La jurisprudence avait, en effet, abouti à distinguer les parts d'un holding patrimonial, assujetties à l'ISF, des parts d'une société holding animatrice entrant dans le périmètre des biens professionnels exonérés. Les parlementaires (ou les juges) pourraient s'appuyer sur cette distinction, existant aussi pour le Pacte Dutreil, pour la CDHP.
Durcir les « niches » existantes
Si l'objectif est de décourager la création de holdings dans le seul but fiscal et de préserver ceux ayant une stratégie véritable de réinvestissement, les fiscalistes interrogés suggèrent d'autres pistes. Comme durcir le report d'imposition mis en place par François Hollande en 2012.
A l'heure actuelle, en cas d'apport-cession de titres à un holding, l'investisseur bénéficie d'une exonération d'impôt sur la plus-value, sauf s'il transfère son domicile fiscal hors de France ou si son holding cède les titres avant 3 ans sans réinvestir, sous 2 ans, au moins 60 % du produit de la vente dans une activité économique. « Bercy pourrait regarder la temporalité de ces apports-précessions ou augmenter le pourcentage à réinvestir. Cela complexifierait la mise en oeuvre de cette stratégie et inciterait certains à vendre directement les titres sans passer par l'étape de la société holding », anticipe Karine Lecocq.
Autre piste : « Je pense qu'une réflexion peut être menée pour augmenter le taux de réintégration en cas de distribution sous le régime mère-fille. Il n'a pas été revu depuis le passage du taux d'impôt sur les sociétés de 33,33 % à 25 % », suggère quant à elle Sarah Maubert Mendez. « Il en va de même pour la niche Copé », renchérit cette avocate fiscaliste. Utilisé par les holdings, ce dispositif, qui fait d'ailleurs régulièrement l'objet d'amendements en loi de finances, permet de ne payer l'impôt sur les sociétés que sur une petite fraction, l'équivalent de 12 %, des plus-values de cession de titres.

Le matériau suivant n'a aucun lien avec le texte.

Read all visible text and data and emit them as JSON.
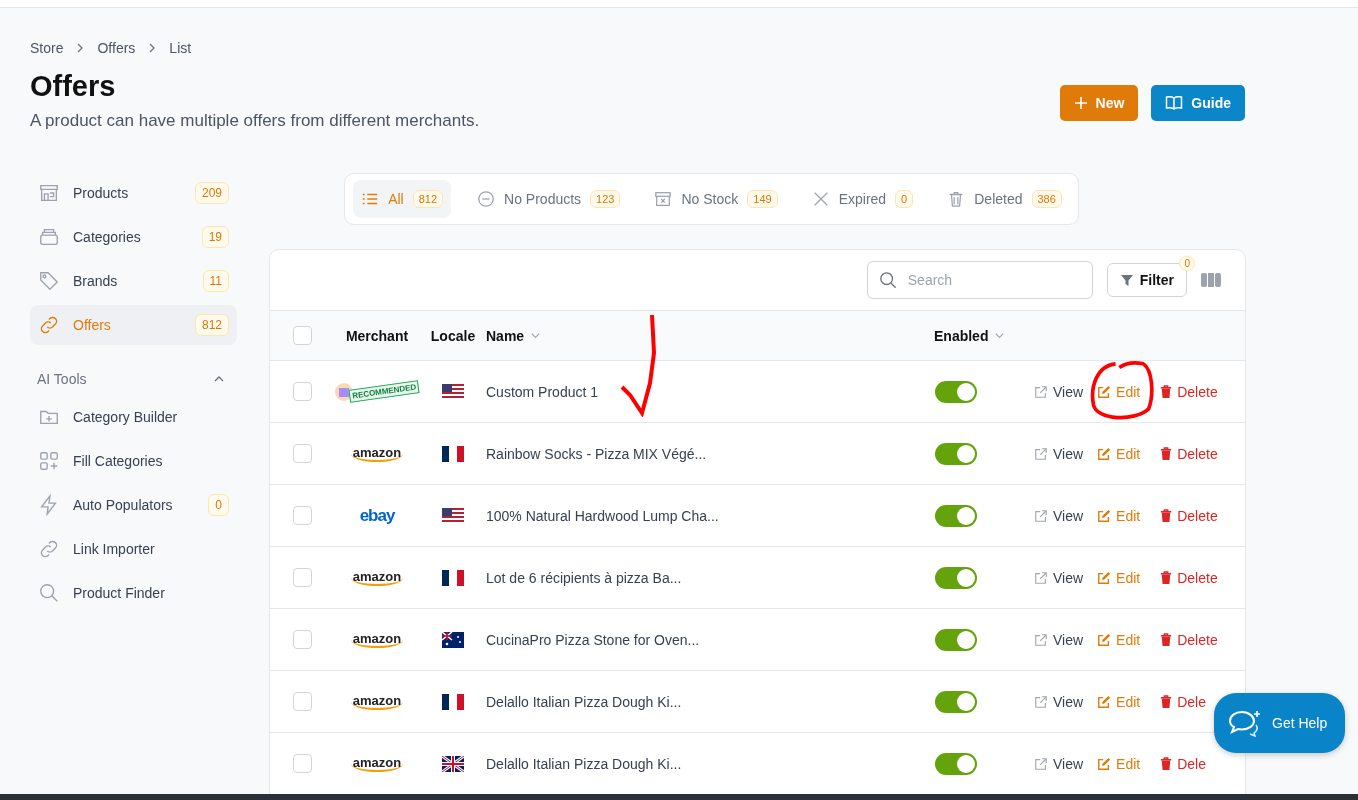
{
  "breadcrumb": [
    "Store",
    "Offers",
    "List"
  ],
  "title": "Offers",
  "subtitle": "A product can have multiple offers from different merchants.",
  "header_buttons": [
    {
      "kind": "new",
      "label": "New"
    },
    {
      "kind": "guide",
      "label": "Guide"
    }
  ],
  "sidebar": {
    "items": [
      {
        "label": "Products",
        "count": "209",
        "selected": false
      },
      {
        "label": "Categories",
        "count": "19",
        "selected": false
      },
      {
        "label": "Brands",
        "count": "11",
        "selected": false
      },
      {
        "label": "Offers",
        "count": "812",
        "selected": true
      }
    ],
    "section": {
      "label": "AI Tools",
      "expanded": true,
      "items": [
        {
          "label": "Category Builder"
        },
        {
          "label": "Fill Categories"
        },
        {
          "label": "Auto Populators",
          "count": "0"
        },
        {
          "label": "Link Importer"
        },
        {
          "label": "Product Finder"
        }
      ]
    }
  },
  "tabs": [
    {
      "label": "All",
      "count": "812",
      "selected": true
    },
    {
      "label": "No Products",
      "count": "123",
      "selected": false
    },
    {
      "label": "No Stock",
      "count": "149",
      "selected": false
    },
    {
      "label": "Expired",
      "count": "0",
      "selected": false
    },
    {
      "label": "Deleted",
      "count": "386",
      "selected": false
    }
  ],
  "toolbar": {
    "search_placeholder": "Search",
    "filter_label": "Filter",
    "filter_count": "0"
  },
  "table": {
    "select_all_checked": false,
    "columns": [
      {
        "label": "Merchant",
        "sortable": false
      },
      {
        "label": "Locale",
        "sortable": false
      },
      {
        "label": "Name",
        "sortable": true
      },
      {
        "label": "Enabled",
        "sortable": true
      }
    ],
    "rows": [
      {
        "merchant": {
          "kind": "stamp",
          "text": "RECOMMENDED"
        },
        "flag": {
          "kind": "us"
        },
        "name": "Custom Product 1",
        "enabled": true,
        "checked": false,
        "view": "View",
        "edit": "Edit",
        "delete": "Delete"
      },
      {
        "merchant": {
          "kind": "amazon",
          "text": "amazon"
        },
        "flag": {
          "kind": "fr"
        },
        "name": "Rainbow Socks - Pizza MIX Végé...",
        "enabled": true,
        "checked": false,
        "view": "View",
        "edit": "Edit",
        "delete": "Delete"
      },
      {
        "merchant": {
          "kind": "ebay",
          "text": "ebay"
        },
        "flag": {
          "kind": "us"
        },
        "name": "100% Natural Hardwood Lump Cha...",
        "enabled": true,
        "checked": false,
        "view": "View",
        "edit": "Edit",
        "delete": "Delete"
      },
      {
        "merchant": {
          "kind": "amazon",
          "text": "amazon"
        },
        "flag": {
          "kind": "fr"
        },
        "name": "Lot de 6 récipients à pizza Ba...",
        "enabled": true,
        "checked": false,
        "view": "View",
        "edit": "Edit",
        "delete": "Delete"
      },
      {
        "merchant": {
          "kind": "amazon",
          "text": "amazon"
        },
        "flag": {
          "kind": "au"
        },
        "name": "CucinaPro Pizza Stone for Oven...",
        "enabled": true,
        "checked": false,
        "view": "View",
        "edit": "Edit",
        "delete": "Delete"
      },
      {
        "merchant": {
          "kind": "amazon",
          "text": "amazon"
        },
        "flag": {
          "kind": "fr"
        },
        "name": "Delallo Italian Pizza Dough Ki...",
        "enabled": true,
        "checked": false,
        "view": "View",
        "edit": "Edit",
        "delete": "Dele"
      },
      {
        "merchant": {
          "kind": "amazon",
          "text": "amazon"
        },
        "flag": {
          "kind": "gb"
        },
        "name": "Delallo Italian Pizza Dough Ki...",
        "enabled": true,
        "checked": false,
        "view": "View",
        "edit": "Edit",
        "delete": "Dele"
      }
    ]
  },
  "help_button": "Get Help"
}
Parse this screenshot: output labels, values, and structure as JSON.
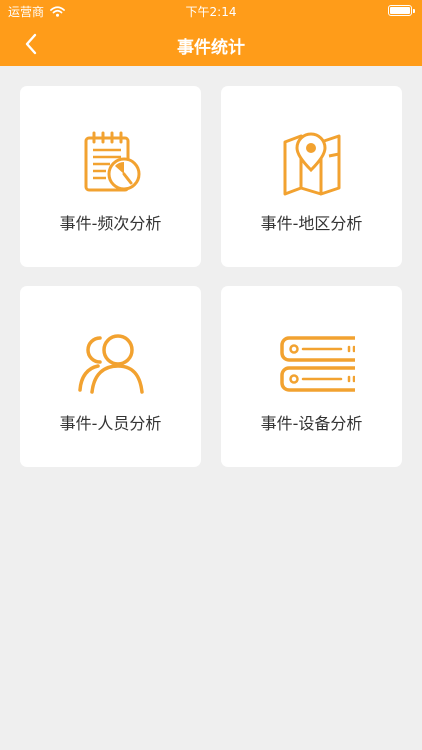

Avant toutefois d'être davantage fixés sur les arbitrages ministériels et le périmètre de cette nouvelle contribution patrimoniale, les ménages fortunés vont devoir encore patienter. D'après Bercy, la CDHP ne pouvant être intégré au Budget en cours de discussion, elle pourrait être proposée soit dans une loi spéciale après le vote du Budget 2025, soit plus probablement à l'automne, à l'occasion du projet de loi de finances pour 2026.